The two organizations signed a letter of intent in October and aim to finalize a definitive agreement by the end of 2025. If approved, the deal would add Garnet Health’s three hospitals and more than 850 medical staff members to Montefiore’s academic network, bringing new scale, clinical support and financial stability to a system under mourning pressure.
“Independent hospitals just don’t have access to the kinds of resources we need to sustain care in rural New York,” Garnet Health President and CEO Jonathan Schiller told Becker’s. “This affiliation is about strengthening local care — not moving it elsewhere — and doing so with a partner that shares that commitment.”
The ‘right fit’ for rural healthcare
Montefiore, a 10-hospital academic system with more than 200 outpatient sites, sees the proposed affiliation as a natural extension of its regional footprint and mission. The New York City-based system aims to support Garnet Health with advanced clinical services and medical education while preserving the community hospital model.
That community-first mindset was a deciding factor for Garnet Health.
“We had conversations with other systems in the region, but Montefiore stood out,” Mr. Schiller said. “They’re focused on delivering care locally, in patients’ home communities — not extracting it — and that is something that not every health system was able to commit to. That’s what made it the right fit.”
He emphasized that Garnet Health feels a strong responsibility to its community, which is relying on the system to make the right decision.

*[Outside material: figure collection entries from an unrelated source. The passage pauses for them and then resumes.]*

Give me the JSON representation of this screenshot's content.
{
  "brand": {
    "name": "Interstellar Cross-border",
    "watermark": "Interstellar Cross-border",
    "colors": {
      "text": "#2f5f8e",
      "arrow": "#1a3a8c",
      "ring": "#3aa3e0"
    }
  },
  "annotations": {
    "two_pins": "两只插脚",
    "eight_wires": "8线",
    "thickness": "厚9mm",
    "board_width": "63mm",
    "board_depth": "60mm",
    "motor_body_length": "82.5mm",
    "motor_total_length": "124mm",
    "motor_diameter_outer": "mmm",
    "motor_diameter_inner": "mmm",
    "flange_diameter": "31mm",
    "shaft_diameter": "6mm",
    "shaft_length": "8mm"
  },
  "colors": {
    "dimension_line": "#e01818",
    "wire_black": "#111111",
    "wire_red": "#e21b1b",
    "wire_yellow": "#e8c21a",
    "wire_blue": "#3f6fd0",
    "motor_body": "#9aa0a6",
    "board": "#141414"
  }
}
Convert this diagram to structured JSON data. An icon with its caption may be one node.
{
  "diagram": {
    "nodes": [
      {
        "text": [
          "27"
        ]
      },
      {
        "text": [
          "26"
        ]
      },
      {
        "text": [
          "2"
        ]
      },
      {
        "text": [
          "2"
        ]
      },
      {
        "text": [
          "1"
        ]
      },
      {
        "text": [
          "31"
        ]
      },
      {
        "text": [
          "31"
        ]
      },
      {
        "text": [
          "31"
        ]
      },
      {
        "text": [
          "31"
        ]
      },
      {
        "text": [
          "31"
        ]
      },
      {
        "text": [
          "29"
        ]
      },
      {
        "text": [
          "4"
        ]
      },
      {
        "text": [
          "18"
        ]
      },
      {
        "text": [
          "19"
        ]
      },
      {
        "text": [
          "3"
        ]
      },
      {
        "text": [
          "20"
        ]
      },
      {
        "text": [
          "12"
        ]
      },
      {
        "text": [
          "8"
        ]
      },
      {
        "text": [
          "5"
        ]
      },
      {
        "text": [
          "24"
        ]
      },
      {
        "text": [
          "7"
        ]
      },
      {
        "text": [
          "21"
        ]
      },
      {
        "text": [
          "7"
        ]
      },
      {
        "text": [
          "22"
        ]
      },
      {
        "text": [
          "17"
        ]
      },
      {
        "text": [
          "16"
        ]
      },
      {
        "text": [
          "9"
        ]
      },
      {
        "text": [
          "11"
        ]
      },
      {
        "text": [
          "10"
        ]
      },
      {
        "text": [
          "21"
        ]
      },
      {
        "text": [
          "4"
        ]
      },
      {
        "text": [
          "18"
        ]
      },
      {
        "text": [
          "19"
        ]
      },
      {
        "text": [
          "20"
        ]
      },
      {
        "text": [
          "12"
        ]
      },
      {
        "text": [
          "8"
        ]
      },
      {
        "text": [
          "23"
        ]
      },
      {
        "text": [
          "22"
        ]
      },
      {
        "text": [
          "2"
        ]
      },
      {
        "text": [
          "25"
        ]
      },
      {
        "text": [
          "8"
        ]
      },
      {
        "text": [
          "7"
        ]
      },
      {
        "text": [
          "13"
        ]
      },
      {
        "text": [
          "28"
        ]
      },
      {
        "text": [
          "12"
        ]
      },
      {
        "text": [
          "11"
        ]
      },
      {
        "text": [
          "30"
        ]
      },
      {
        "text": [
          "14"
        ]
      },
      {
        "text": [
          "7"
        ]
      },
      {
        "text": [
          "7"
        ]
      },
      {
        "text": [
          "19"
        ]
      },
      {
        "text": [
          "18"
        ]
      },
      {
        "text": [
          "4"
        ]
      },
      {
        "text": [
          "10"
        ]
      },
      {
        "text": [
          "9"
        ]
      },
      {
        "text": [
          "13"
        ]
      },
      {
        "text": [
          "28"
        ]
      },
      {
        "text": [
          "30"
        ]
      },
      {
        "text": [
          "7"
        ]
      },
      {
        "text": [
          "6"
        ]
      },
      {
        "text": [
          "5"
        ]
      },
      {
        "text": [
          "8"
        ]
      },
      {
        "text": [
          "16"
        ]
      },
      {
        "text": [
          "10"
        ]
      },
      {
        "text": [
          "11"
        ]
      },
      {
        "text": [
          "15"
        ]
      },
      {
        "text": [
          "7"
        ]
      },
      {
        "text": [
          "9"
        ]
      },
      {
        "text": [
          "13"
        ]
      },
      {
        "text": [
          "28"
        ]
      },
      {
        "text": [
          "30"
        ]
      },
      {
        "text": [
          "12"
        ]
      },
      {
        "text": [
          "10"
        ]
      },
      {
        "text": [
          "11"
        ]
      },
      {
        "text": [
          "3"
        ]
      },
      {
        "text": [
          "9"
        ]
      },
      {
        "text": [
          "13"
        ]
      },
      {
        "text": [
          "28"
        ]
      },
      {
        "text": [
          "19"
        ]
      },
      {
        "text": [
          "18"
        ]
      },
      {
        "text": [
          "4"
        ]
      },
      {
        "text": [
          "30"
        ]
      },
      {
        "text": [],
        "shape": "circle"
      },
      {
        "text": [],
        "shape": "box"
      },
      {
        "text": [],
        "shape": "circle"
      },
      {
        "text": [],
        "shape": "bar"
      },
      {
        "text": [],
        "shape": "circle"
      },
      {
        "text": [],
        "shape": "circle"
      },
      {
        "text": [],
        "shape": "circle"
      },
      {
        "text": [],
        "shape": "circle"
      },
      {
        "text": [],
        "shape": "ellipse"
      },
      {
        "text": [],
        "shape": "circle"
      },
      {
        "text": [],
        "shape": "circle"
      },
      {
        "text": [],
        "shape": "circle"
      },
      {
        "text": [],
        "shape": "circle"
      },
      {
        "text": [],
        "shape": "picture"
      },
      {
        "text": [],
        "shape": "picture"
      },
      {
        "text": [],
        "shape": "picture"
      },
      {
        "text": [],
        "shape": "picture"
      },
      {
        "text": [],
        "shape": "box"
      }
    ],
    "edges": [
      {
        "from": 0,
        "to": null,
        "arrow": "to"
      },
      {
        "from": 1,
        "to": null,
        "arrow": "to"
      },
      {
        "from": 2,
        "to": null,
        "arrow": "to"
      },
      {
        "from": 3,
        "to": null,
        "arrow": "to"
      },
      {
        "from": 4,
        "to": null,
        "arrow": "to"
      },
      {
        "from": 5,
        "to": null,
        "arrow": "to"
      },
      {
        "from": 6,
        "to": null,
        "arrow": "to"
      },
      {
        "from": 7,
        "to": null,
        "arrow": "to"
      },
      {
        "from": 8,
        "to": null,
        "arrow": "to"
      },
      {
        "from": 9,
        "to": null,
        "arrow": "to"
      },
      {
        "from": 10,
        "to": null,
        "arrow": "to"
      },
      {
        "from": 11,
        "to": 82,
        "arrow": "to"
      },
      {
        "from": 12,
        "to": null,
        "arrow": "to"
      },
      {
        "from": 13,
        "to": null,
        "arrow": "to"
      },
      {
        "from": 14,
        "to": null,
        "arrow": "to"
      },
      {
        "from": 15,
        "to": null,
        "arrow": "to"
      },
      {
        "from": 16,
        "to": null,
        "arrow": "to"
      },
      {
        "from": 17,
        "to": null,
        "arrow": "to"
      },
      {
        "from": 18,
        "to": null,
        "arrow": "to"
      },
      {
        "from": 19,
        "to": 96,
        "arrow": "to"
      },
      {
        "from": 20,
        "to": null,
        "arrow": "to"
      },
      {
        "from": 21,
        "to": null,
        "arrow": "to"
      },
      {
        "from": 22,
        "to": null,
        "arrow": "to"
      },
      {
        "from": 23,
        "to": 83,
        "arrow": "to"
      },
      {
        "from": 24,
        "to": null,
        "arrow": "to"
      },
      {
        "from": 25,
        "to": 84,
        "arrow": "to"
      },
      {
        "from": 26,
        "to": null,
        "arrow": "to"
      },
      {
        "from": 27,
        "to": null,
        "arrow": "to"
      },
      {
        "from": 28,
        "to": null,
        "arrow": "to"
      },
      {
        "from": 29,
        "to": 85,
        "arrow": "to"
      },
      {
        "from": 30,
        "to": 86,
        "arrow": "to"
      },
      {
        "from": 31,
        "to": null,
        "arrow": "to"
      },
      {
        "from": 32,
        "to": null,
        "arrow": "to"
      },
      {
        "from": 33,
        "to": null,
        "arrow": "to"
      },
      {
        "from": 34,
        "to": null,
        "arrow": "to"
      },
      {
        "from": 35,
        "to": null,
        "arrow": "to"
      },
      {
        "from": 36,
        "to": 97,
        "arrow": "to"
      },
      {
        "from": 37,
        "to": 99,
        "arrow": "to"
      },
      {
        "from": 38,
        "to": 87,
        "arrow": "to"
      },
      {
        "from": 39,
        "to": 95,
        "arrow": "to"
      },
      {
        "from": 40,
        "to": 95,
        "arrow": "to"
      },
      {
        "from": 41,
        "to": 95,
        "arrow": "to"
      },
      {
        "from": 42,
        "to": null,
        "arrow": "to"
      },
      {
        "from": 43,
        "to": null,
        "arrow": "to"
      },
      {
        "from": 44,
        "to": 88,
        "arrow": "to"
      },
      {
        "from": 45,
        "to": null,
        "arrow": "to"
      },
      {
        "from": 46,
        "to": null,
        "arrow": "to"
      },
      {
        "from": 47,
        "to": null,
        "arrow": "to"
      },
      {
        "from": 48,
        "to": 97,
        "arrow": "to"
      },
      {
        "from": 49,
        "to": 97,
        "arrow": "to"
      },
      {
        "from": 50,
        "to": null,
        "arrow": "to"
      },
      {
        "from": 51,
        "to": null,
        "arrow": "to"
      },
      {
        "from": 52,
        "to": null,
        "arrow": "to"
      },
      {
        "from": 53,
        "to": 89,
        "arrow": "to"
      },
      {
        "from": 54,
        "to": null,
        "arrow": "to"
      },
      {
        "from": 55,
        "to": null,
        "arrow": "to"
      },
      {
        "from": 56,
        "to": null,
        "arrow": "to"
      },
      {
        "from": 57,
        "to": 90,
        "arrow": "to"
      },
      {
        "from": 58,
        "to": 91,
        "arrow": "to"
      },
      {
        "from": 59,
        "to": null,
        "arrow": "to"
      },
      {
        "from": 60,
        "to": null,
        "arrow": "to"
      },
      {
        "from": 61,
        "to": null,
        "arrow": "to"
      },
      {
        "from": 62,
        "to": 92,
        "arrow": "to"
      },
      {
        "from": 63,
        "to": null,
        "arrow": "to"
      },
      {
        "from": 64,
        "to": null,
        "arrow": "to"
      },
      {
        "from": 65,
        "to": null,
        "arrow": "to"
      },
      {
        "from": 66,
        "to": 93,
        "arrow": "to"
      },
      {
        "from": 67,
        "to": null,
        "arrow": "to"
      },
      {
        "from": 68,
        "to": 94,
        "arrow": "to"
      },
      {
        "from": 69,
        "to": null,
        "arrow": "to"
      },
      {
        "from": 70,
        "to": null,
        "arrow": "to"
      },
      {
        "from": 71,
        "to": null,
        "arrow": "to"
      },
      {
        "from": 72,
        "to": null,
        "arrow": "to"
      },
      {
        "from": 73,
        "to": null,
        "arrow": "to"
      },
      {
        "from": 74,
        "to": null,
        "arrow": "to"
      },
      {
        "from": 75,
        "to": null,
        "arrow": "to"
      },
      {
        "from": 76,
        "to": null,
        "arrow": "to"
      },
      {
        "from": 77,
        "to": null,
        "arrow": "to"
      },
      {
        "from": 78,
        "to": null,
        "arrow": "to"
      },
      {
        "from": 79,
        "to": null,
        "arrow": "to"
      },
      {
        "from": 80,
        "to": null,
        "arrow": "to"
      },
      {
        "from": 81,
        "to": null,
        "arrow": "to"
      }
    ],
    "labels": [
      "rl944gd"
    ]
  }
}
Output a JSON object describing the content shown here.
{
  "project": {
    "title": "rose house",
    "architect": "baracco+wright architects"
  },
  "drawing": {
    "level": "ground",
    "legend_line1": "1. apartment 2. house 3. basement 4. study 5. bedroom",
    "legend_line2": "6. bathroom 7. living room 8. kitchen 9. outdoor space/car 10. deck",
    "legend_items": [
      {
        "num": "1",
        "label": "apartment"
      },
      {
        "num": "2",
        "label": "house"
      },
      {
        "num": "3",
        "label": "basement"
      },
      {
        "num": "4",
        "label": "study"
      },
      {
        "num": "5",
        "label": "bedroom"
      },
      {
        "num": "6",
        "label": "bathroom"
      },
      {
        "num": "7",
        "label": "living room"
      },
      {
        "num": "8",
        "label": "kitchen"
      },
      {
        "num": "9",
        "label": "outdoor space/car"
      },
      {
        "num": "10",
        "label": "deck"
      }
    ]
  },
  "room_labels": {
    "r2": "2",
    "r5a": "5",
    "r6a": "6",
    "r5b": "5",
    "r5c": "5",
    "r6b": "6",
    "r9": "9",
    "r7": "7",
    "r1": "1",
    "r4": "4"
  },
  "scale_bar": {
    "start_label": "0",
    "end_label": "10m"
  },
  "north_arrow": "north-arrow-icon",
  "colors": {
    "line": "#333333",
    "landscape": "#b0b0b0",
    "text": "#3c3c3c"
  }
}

That means choosing a partner that will invest in strengthening care locally, rather than redirecting patients to larger, distant hospitals.
Primary care, behavioral health and physician training
Garnet Health is prioritizing growth in several key service lines as part of the affiliation, including outpatient behavioral health, primary care and obstetrics — all areas of high need in the health system’s 2,000-square-mile rural service area.
Specialty services such as neurosurgery, stroke intervention and cardiothoracic surgery are also on the roadmap, with the goal of reducing the number of patients forced to travel out of the region for advanced care.
“These are services our population needs today but often has to leave the region to receive,” Mr. Schiller said.
Graduate medical education is another core focus. Garnet Health operates seven residency programs, but its rural setting often limits rotation opportunities. Montefiore runs one of the largest graduate medical education enterprises in the country and could offer Garnet Health residents access to world-class training while helping the health system retain physicians in the region long term.
Stabilizing amid ubiquitous financial pressures
Garnet Health’s pursuit of a partner follows a period of restructuring and cost containment. The system recently laid off workers, closed underused outpatient services and continues to grapple with reimbursement challenges and thin rural margins.
Those pressures aren’t unique to Garnet Health. Nationwide, financial instability — compounded by shifting federal policy, delayed payments from government payers and the ongoing government shutdown — has made it more difficult for rural hospitals to operate predictably.
CMS recalled all furloughed employees on Oct. 27 to support Medicare and ACA Marketplace open enrollment efforts. Nearly half of the agency’s 7,700-person workforce had been furloughed since Oct. 1. The move followed rising concern over disruptions to telehealth reimbursement, hospital-at-home programs and other core healthcare operations.
“What we’re seeing in Washington is concerning. There are valid arguments on both sides, but as healthcare providers, we feel caught in the middle,” Mr. Schiller said. “It really comes down to making sure that when we expect to be paid by [government] payers for services we’ve already provided, we actually are. We’re hopeful this gets resolved soon.”
The days of the independent hospital may be numbered
Looking more broadly, Mr. Schiller said he believes more hospitals will pursue affiliations, or mergers and acquisitions — not just for financial reasons, but to better manage regulatory complexity and operational risk.
“I think the days of the independent hospital or the small health system may be numbered,” Mr. Schiller said. “With the uncertainty around federal reimbursement structures, I think one of the unintended consequences is that it can slow the development of new services for organizations that lack size and scale.”
“They just can’t take the risk,” he added. “One wrong decision, one wrong estimate, one wrong guess, and they’re knee-deep in trouble.”
He added that size and scale helps hospitals and health systems weather reimbursement swings and stay focused on quality care.
“I don’t see any of these affiliations, mergers or acquisitions being undone — not when they bring real benefits to the communities involved,” Mr. Schiller said. “I think consolidation is going to continue. Having the scale to spread overhead across a larger geography also makes care more affordable.”